Sub-Saharan Africa GDP uptick predicted on stable oil and metal prices

27th April 2018 By: Nadine James - Features Deputy Editor

Sub-Saharan Africa GDP uptick predicted on stable  oil and metal prices

SILVER LINING Economic activity will pick up in metals exporting countries, as mining production and investment rise
Photo by: Creamer Media

Sub-Saharan Africa’s growth is projected to reach 3.1% in 2018 and to average 3.6% in 2019/20, reports a biannual analysis of African economies conducted by the World Bank, Africa’s Pulse, which was released by the international finance organisation last week.

The growth forecasts are premised on expectations that oil and metals prices will remain stable, and that governments in the region will implement reforms to address macroeconomic imbalances and boost investment.

“Growth has rebounded in sub-Saharan Africa, but not fast enough. We are still far from pre-[financial] crisis growth levels,” said World Bank chief economist for the Africa region Albert Zeufack. He stressed that African governments had to speed up and deepen macroeconomic and structural reforms to achieve sustained levels of growth.

The report noted that the moderate pace of economic expansion reflected the gradual pick-up in growth in the region’s three largest economies, namely Nigeria, Angola and South Africa.

“Elsewhere, economic activity will pick up in some metals exporters, as mining production and investment rise.

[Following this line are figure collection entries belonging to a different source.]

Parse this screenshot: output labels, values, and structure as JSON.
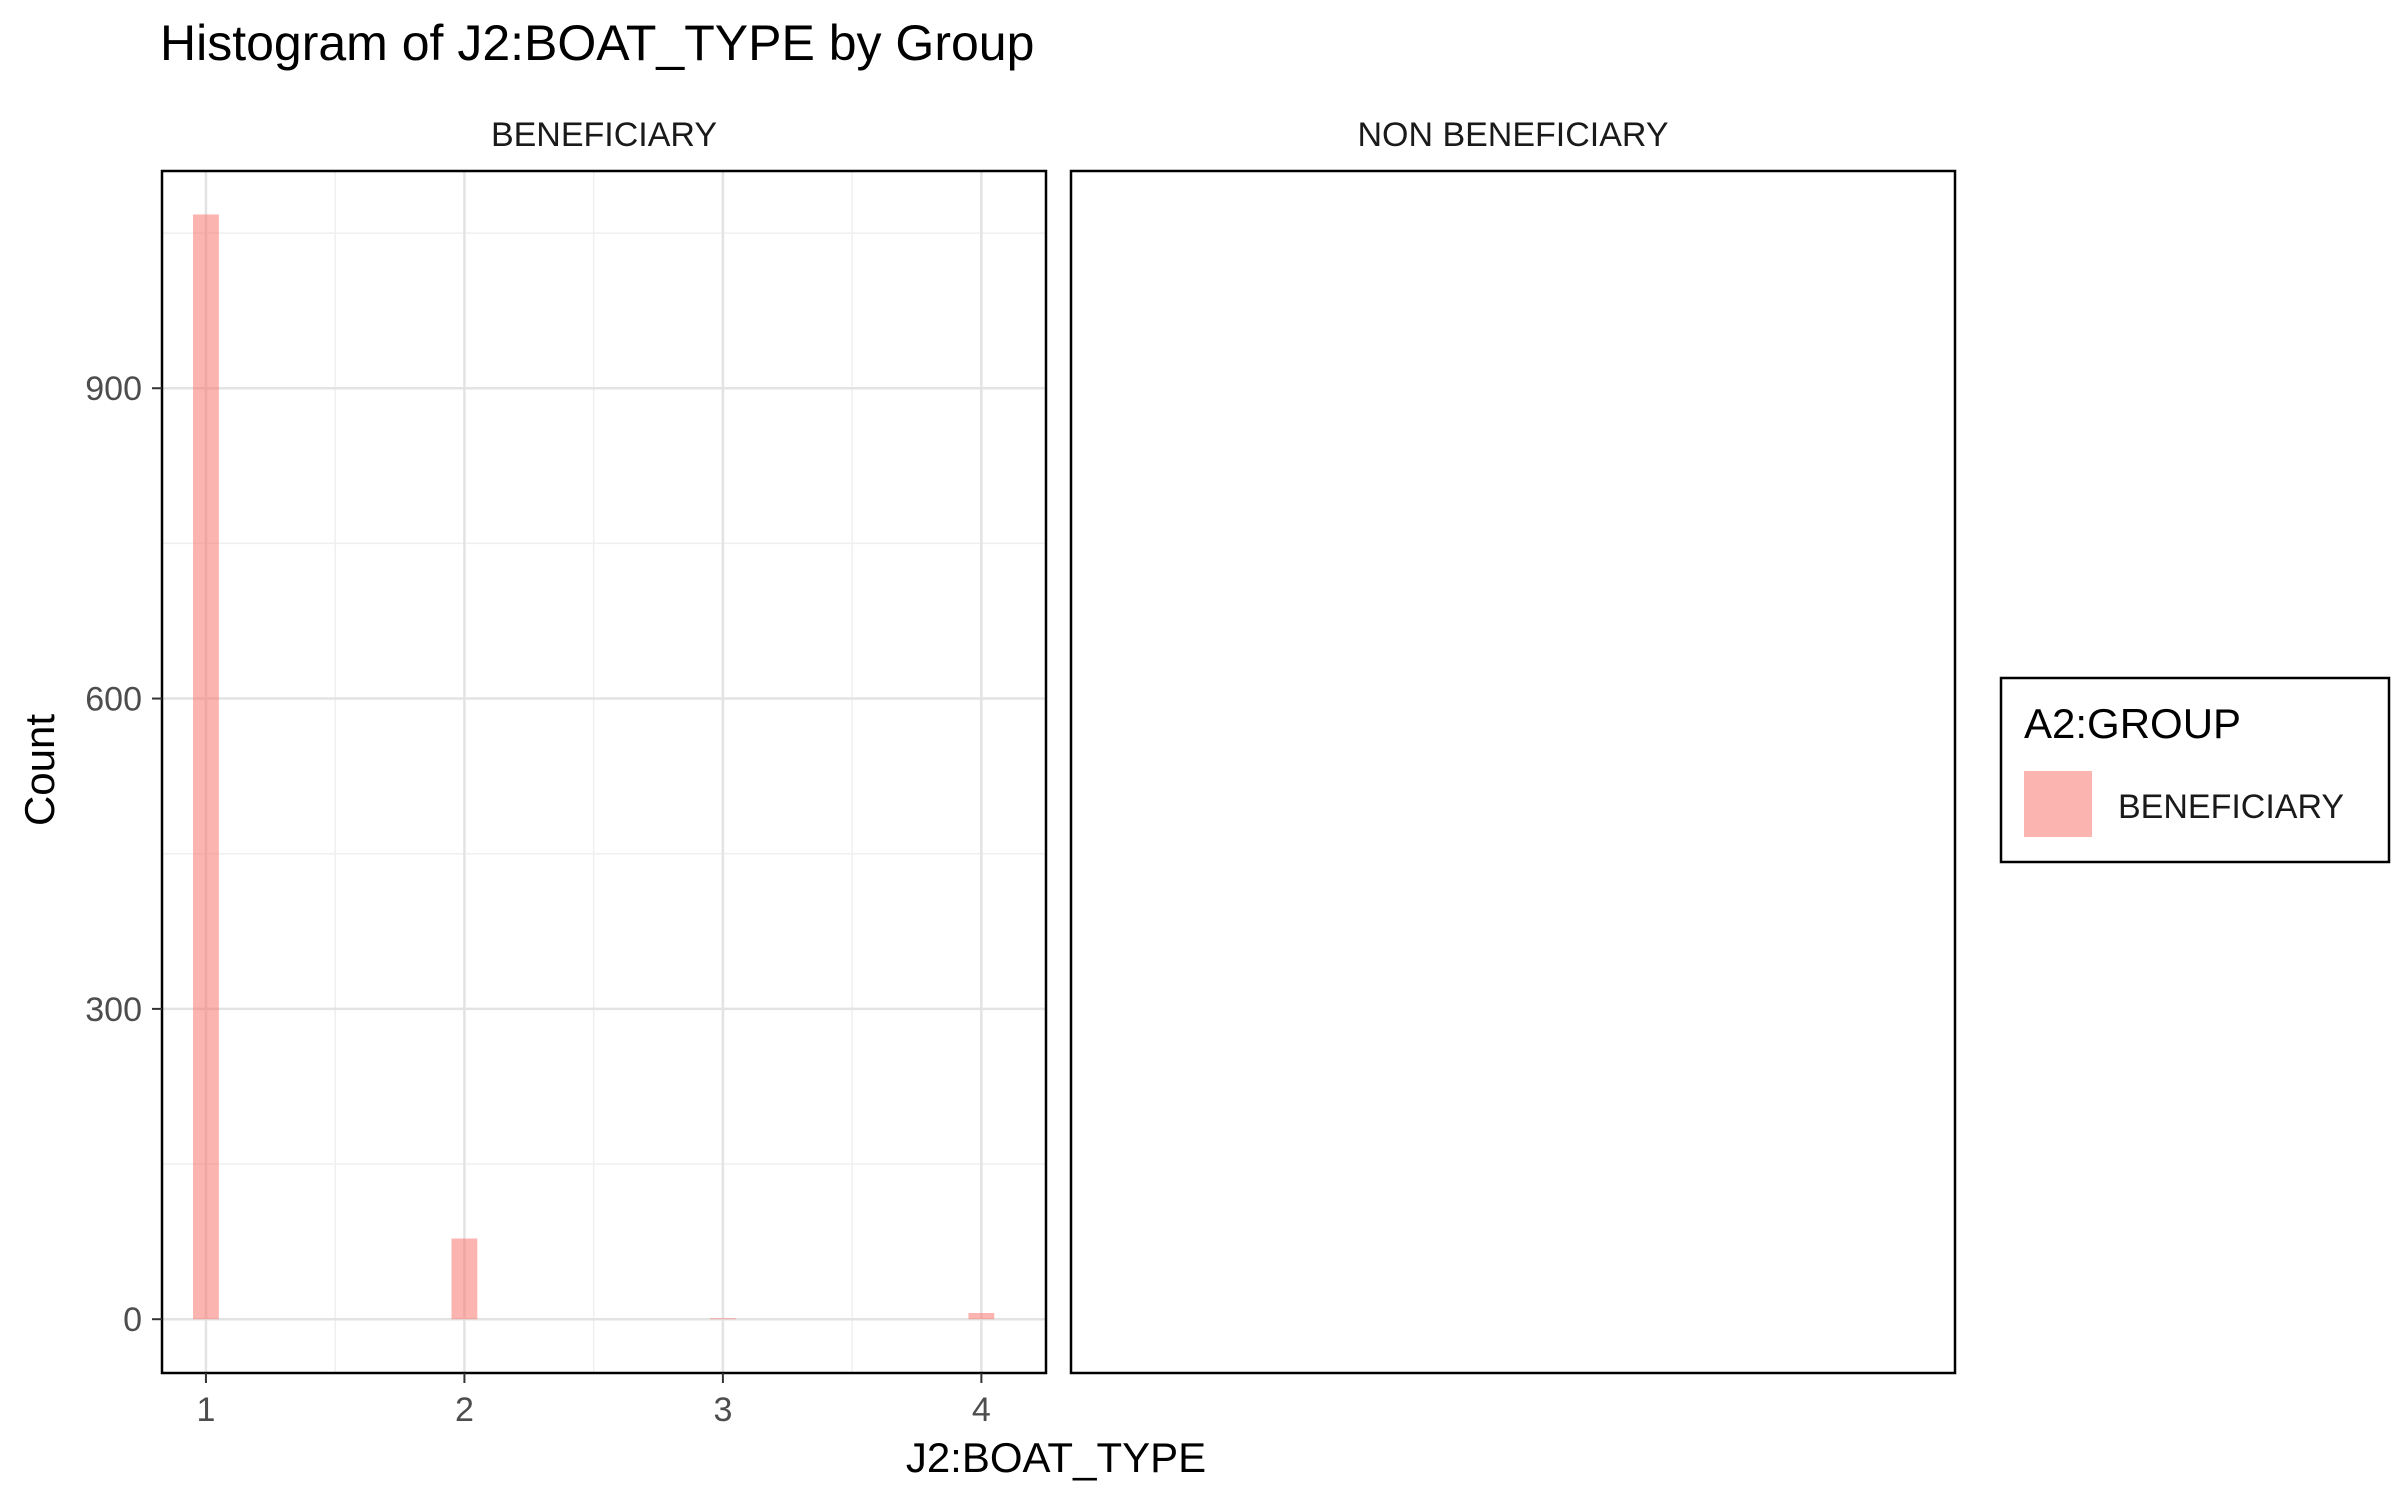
{
  "chart_data": {
    "type": "bar",
    "title": "Histogram of J2:BOAT_TYPE by Group",
    "xlabel": "J2:BOAT_TYPE",
    "ylabel": "Count",
    "xlim": [
      0.83,
      4.25
    ],
    "ylim": [
      -52,
      1110
    ],
    "x_ticks": [
      "1",
      "2",
      "3",
      "4"
    ],
    "y_ticks": [
      "0",
      "300",
      "600",
      "900"
    ],
    "grid": true,
    "panels": [
      {
        "name": "BENEFICIARY",
        "bars": [
          {
            "x": 1.0,
            "y": 1068
          },
          {
            "x": 2.0,
            "y": 78
          },
          {
            "x": 3.0,
            "y": 1
          },
          {
            "x": 4.0,
            "y": 6
          }
        ]
      },
      {
        "name": "NON BENEFICIARY",
        "bars": []
      }
    ],
    "legend": {
      "title": "A2:GROUP",
      "position": "right",
      "items": [
        {
          "label": "BENEFICIARY",
          "color": "#F8766D"
        }
      ]
    },
    "bar_color": "#F8766D"
  }
}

Among nonresource-intensive countries, solid growth, supported by infrastructure investment, will continue in the West African Economic and Monetary Union led by Côte d’Ivoire and Senegal.”

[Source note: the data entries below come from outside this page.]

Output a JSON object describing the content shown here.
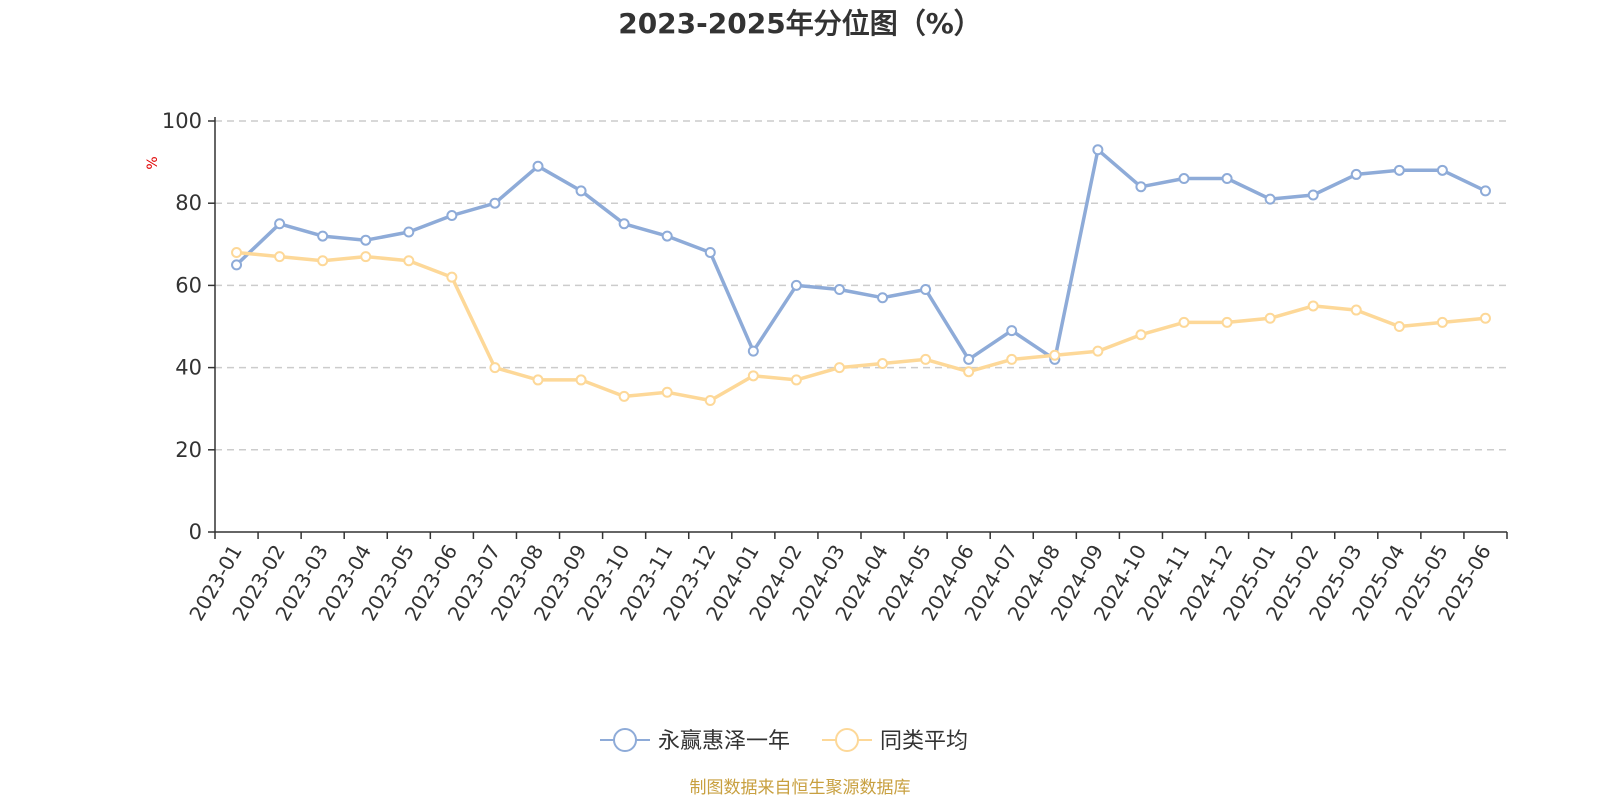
{
  "colors": {
    "series_1": "#8eabd8",
    "series_2": "#fdd898",
    "axis": "#333333",
    "grid": "#cccccc",
    "ylabel": "#e00000",
    "source": "#c8a040"
  },
  "chart_data": {
    "type": "line",
    "title": "2023-2025年分位图（%）",
    "ylabel": "%",
    "xlabel": "",
    "ylim": [
      0,
      100
    ],
    "yticks": [
      0,
      20,
      40,
      60,
      80,
      100
    ],
    "grid": true,
    "legend_position": "bottom-center",
    "categories": [
      "2023-01",
      "2023-02",
      "2023-03",
      "2023-04",
      "2023-05",
      "2023-06",
      "2023-07",
      "2023-08",
      "2023-09",
      "2023-10",
      "2023-11",
      "2023-12",
      "2024-01",
      "2024-02",
      "2024-03",
      "2024-04",
      "2024-05",
      "2024-06",
      "2024-07",
      "2024-08",
      "2024-09",
      "2024-10",
      "2024-11",
      "2024-12",
      "2025-01",
      "2025-02",
      "2025-03",
      "2025-04",
      "2025-05",
      "2025-06"
    ],
    "series": [
      {
        "name": "永赢惠泽一年",
        "values": [
          65,
          75,
          72,
          71,
          73,
          77,
          80,
          89,
          83,
          75,
          72,
          68,
          44,
          60,
          59,
          57,
          59,
          42,
          49,
          42,
          93,
          84,
          86,
          86,
          81,
          82,
          87,
          88,
          88,
          83
        ]
      },
      {
        "name": "同类平均",
        "values": [
          68,
          67,
          66,
          67,
          66,
          62,
          40,
          37,
          37,
          33,
          34,
          32,
          38,
          37,
          40,
          41,
          42,
          39,
          42,
          43,
          44,
          48,
          51,
          51,
          52,
          55,
          54,
          50,
          51,
          52
        ]
      }
    ]
  },
  "source_text": "制图数据来自恒生聚源数据库"
}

Further, the report noted that growth prospects had strengthened in most of East Africa, owing to improving agriculture sector growth following droughts and a rebound in private-sector credit growth. “In Ethiopia, growth will remain high, as government-led infrastructure investment continues,” the report stated.

“For many African countries, the economic recovery is vulnerable to fluctuations in commodity prices and production,” said World Bank lead economist and author Punam Chuhan-Pole, adding that this underscored the need for countries to “build resilience by pushing diversification strategies to the top of the policy agenda”.

The report stated that public debt relative to gross domestic product was rising in the region, and that the composition of debt had changed, as countries had moved away from traditional concessional sources of financing towards more market-based ones. “Higher debt burdens and the increasing exposure to market risks raise concerns about debt sustainability: 18 countries were classified as being at high risk of debt distress in March 2018, compared with eight in 2013.”

Zeufack stated that the region and the continent as a whole could boost productivity across and within sectors, and accelerate growth by fully embracing technology and leveraging innovation.